Successful Non-Operative Management Of Penile Wet Gangrene Following Self-Injection Of Heroin In Dorsal Vein Of Penis
I Malek, C Parmar, J McCabe, P Irwin
heroin self-injection in dorsal vein of penis, non-operative management, penile gangrene
I Malek, C Parmar, J McCabe, P Irwin. Successful Non-Operative Management Of Penile Wet Gangrene Following Self-Injection Of Heroin In Dorsal Vein Of Penis. The Internet Journal of Surgery. 2006 Volume 11 Number 1.
Commonly used illicit drugs that are administered parenterally include heroin and cocaine. Common sites of vascular access for intra-venous drug users are vessels of extremities. Once they are inaccessible due to repeated use eventually they move on to vessels of groin, neck and axilla. We report the first case where dorsal vein of penis was used as a vascular access by an intra-venous drug user that subsequently led to penile wet gangrene. The patient was managed non-operatively with a successful outcome.
A thirty-five-year-old long term intra-venous drug user injected citric acid laced heroin into his dorsal penile vein which caused him worsening penile pain. He presented to hospital with the above history and examination revealed a dusky glans penis with mild induration at the injection site. There was no palpable inguinal lymphadenopathy. A diagnosis of superficial wet gangrene of the tip of glans was established and we decided to manage it non-operatively [Figure -1].
Worsening pain and difficulty in micturition necessitated urethral catheterisation. Antibiotics were given. Gradually over four weeks, pain subsided and a clean line of demarcation of the necrotic external meatal area developed [Figure - 2]. This subsequently sloughed off with no residual significant defect over the glans by six weeks [Figure - 3].
The patient's catheter was removed. At twelve weeks follow-up an uroflowmetry study was done which showed no evidence of urethral stricture or meatal stenosis.
It is important to ascertain whether gangrene of male genitalia is dry or infected as the latter requires urgent intervention whereas in the former the patient does not require prompt emergency intervention but prompt surgical management. Ischemic penile gangrene mostly occurs in diabetics and uraemic patients in chronic renal failure (calciphylaxis). Treatment modality is controversial, varying form an expectant approach to early surgical intervention (distal or partial penectomy).

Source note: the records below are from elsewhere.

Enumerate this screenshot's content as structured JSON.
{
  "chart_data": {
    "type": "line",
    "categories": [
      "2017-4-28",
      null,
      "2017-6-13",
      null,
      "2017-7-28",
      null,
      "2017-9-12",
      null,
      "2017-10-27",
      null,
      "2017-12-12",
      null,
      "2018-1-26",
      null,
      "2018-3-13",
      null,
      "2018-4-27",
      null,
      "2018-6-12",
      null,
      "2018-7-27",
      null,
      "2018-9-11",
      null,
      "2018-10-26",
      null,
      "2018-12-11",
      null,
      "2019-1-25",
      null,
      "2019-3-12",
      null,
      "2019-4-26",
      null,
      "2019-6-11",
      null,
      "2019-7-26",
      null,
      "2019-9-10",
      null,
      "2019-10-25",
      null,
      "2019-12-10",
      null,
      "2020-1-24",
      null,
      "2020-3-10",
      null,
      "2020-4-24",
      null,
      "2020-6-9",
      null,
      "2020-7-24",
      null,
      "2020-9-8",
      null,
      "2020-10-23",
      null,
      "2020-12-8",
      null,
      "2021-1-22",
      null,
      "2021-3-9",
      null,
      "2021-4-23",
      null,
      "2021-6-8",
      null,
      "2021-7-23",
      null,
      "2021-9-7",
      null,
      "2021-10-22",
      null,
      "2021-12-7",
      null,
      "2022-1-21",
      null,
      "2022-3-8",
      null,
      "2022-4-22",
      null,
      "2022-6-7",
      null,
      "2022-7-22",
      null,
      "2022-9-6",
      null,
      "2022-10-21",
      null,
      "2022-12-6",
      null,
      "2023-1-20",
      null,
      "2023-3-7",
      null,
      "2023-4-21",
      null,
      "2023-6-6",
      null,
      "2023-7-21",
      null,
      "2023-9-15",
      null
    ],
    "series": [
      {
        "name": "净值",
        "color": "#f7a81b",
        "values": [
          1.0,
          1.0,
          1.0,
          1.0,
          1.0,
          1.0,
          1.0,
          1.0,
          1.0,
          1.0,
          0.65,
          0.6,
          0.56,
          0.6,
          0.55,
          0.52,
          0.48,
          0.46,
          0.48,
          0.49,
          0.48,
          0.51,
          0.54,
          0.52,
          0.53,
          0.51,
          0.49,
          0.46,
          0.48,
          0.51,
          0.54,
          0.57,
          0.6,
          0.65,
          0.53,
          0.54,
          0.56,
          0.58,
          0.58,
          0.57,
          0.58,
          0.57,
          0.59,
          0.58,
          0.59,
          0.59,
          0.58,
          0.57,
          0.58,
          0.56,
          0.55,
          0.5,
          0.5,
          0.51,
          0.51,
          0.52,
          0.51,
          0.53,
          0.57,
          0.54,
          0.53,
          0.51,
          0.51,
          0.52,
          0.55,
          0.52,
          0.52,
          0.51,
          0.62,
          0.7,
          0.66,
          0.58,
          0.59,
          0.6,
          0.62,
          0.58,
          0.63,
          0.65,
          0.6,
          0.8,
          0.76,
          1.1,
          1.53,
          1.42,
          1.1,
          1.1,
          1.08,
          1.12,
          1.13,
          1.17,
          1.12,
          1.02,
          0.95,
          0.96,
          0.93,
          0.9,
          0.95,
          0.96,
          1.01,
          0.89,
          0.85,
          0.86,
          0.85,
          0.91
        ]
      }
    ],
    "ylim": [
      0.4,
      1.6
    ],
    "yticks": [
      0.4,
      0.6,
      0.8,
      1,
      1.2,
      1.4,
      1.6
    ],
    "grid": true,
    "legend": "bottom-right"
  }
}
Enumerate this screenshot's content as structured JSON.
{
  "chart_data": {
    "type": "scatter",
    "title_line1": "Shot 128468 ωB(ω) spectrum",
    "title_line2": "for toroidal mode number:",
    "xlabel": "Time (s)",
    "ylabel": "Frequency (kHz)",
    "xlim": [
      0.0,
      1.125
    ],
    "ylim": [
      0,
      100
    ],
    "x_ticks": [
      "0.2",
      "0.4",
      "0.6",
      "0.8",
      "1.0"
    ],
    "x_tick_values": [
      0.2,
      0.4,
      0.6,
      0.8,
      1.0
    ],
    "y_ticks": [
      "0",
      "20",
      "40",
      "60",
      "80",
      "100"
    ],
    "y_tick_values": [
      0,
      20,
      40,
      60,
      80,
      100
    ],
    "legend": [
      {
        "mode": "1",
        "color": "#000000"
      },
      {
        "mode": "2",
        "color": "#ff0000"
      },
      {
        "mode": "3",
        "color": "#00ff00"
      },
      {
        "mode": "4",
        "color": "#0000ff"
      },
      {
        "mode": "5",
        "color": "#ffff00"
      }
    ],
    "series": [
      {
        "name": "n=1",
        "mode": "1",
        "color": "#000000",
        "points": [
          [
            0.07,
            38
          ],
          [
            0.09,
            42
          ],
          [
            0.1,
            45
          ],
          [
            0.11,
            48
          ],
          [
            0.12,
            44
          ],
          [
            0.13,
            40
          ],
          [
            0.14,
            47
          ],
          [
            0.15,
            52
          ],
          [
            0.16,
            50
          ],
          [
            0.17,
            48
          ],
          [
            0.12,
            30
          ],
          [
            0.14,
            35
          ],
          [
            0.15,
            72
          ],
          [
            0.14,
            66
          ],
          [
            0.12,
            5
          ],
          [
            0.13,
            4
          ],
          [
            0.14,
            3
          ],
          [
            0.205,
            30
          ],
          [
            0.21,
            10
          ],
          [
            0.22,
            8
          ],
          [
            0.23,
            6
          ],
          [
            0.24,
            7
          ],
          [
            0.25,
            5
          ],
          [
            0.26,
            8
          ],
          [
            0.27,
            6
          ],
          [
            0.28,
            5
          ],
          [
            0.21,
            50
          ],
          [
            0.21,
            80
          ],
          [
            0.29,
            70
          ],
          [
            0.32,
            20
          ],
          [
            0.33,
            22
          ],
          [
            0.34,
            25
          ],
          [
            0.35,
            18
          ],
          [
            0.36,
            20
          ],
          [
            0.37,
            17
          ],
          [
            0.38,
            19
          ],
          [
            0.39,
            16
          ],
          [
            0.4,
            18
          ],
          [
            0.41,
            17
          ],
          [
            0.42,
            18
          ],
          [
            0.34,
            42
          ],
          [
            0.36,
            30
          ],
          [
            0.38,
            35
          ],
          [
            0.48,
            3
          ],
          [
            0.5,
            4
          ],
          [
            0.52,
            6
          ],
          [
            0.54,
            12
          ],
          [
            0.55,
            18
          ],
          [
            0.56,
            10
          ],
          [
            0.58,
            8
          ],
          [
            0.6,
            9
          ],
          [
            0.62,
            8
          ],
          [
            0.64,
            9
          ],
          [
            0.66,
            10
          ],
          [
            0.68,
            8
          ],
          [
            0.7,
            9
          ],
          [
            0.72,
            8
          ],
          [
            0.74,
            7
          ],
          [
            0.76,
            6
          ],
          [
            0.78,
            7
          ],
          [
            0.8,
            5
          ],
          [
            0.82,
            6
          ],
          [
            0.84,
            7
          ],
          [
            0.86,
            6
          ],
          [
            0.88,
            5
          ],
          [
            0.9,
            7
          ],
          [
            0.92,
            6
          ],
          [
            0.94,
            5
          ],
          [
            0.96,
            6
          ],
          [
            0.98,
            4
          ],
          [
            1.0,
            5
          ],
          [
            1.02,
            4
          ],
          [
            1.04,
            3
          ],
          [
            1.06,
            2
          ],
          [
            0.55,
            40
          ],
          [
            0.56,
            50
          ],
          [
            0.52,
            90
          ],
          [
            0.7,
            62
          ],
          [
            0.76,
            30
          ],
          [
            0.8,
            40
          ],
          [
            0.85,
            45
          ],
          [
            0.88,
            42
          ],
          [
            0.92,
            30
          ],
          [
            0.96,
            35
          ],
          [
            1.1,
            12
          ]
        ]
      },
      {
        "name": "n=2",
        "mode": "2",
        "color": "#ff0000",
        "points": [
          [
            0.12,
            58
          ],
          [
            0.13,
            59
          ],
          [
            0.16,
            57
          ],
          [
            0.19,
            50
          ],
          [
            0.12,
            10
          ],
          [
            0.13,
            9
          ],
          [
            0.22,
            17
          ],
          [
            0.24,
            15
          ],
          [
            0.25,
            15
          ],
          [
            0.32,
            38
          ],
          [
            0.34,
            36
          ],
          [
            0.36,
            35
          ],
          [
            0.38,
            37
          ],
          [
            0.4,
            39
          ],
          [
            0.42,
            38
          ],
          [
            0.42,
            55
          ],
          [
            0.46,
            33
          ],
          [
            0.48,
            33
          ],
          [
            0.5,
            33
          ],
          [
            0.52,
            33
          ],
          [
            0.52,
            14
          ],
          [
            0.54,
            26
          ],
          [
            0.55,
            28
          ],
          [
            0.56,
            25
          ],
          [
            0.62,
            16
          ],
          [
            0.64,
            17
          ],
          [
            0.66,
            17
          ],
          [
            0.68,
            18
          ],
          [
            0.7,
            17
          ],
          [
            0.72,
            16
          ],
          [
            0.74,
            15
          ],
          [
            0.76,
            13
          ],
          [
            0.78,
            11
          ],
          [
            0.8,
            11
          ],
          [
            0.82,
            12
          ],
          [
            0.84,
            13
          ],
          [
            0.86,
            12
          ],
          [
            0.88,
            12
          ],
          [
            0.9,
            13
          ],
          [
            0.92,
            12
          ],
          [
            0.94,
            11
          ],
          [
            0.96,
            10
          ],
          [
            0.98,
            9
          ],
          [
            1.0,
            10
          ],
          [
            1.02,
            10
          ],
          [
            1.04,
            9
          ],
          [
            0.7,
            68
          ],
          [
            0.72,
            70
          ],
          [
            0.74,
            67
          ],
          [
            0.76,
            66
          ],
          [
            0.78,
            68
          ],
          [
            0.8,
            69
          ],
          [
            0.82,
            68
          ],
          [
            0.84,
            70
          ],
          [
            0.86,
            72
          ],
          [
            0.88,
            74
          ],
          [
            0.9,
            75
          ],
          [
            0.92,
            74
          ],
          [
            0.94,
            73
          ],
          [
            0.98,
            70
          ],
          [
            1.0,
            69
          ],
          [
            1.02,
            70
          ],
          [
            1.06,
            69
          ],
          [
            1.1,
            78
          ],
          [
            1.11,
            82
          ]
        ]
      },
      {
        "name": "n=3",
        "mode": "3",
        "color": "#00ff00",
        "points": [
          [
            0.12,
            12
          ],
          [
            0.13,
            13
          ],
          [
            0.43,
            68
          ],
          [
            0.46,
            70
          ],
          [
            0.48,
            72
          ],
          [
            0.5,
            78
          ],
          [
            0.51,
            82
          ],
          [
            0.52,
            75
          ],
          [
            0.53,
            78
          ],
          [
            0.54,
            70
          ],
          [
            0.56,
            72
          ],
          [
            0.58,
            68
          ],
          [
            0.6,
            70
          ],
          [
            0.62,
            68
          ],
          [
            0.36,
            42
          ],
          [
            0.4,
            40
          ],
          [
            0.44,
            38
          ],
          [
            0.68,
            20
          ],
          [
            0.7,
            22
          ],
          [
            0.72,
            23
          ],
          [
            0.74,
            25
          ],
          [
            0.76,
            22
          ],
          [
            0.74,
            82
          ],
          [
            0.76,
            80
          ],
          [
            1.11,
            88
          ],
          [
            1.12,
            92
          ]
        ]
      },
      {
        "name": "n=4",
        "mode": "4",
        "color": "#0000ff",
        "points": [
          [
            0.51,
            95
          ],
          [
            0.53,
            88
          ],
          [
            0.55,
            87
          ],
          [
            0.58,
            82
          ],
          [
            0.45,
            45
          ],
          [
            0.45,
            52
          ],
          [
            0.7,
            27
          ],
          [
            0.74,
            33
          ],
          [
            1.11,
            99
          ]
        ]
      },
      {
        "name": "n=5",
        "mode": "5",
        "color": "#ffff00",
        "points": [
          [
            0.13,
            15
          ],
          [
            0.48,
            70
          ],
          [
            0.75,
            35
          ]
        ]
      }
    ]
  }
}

Most reports suggest surgical intervention. [1,2,3,4] It is considered more appropriate in patients with sub-optimal host resistance due to chronic diseases. Literature shows a case report of localized gangrene of scrotum and penis following heroin injection into femoral vessels, which were treated with local excision, debridement and primary closure.  White WB et al. have reported a case of cutaneous ulceration in a heroin abuser.  Stein et al. advised that chronic renal failure patients with ischemic penile gangrene should be treated conservatively rather than surgically because of high mortality rate due to underlying vascular disease. 
The adulterating agents, usually quinine or other powders, used to dilute heroin (3,6-diacetate ester of morphine) are the cause of the sclerosing of the veins as well as lymphatic obstruction. Pathological examination also shows thrombosed arteries and veins and presence of foreign particulate matter in the tissues. 
The penis is supplied by end arteries. Arterial occlusion can cause distal necrosis similar to the ischemic gangrene noted in the digits of the extremities. Mummification of the glans can cause urethral obstruction. Patient may require suprapubic catheter to relieve it. 
Sometimes the vein is missed and there is extravasation of the drug subcutaneously or intracorporeally and may lead to acute cavernositis, priapsm, penile subcutaneous hematoma, penile ulcerations and corporal fibrosis as well as Fournier's gangrene. 
We suggest our colleagues to be aware of drug abuse as a differential diagnosis of priapism, cavernositis, Fournier's gangrene and also in penile or external genitalia ulcer. [2,7] Evidence of heavy parenteral drug abuse is generally obvious. It is confirmed by history from the patient. A close monitoring of local area is advised. If otherwise fit and well the patients can be managed non-operatively with no significant morbidity or anatomical deformity.
None of the authors had any external source of funding.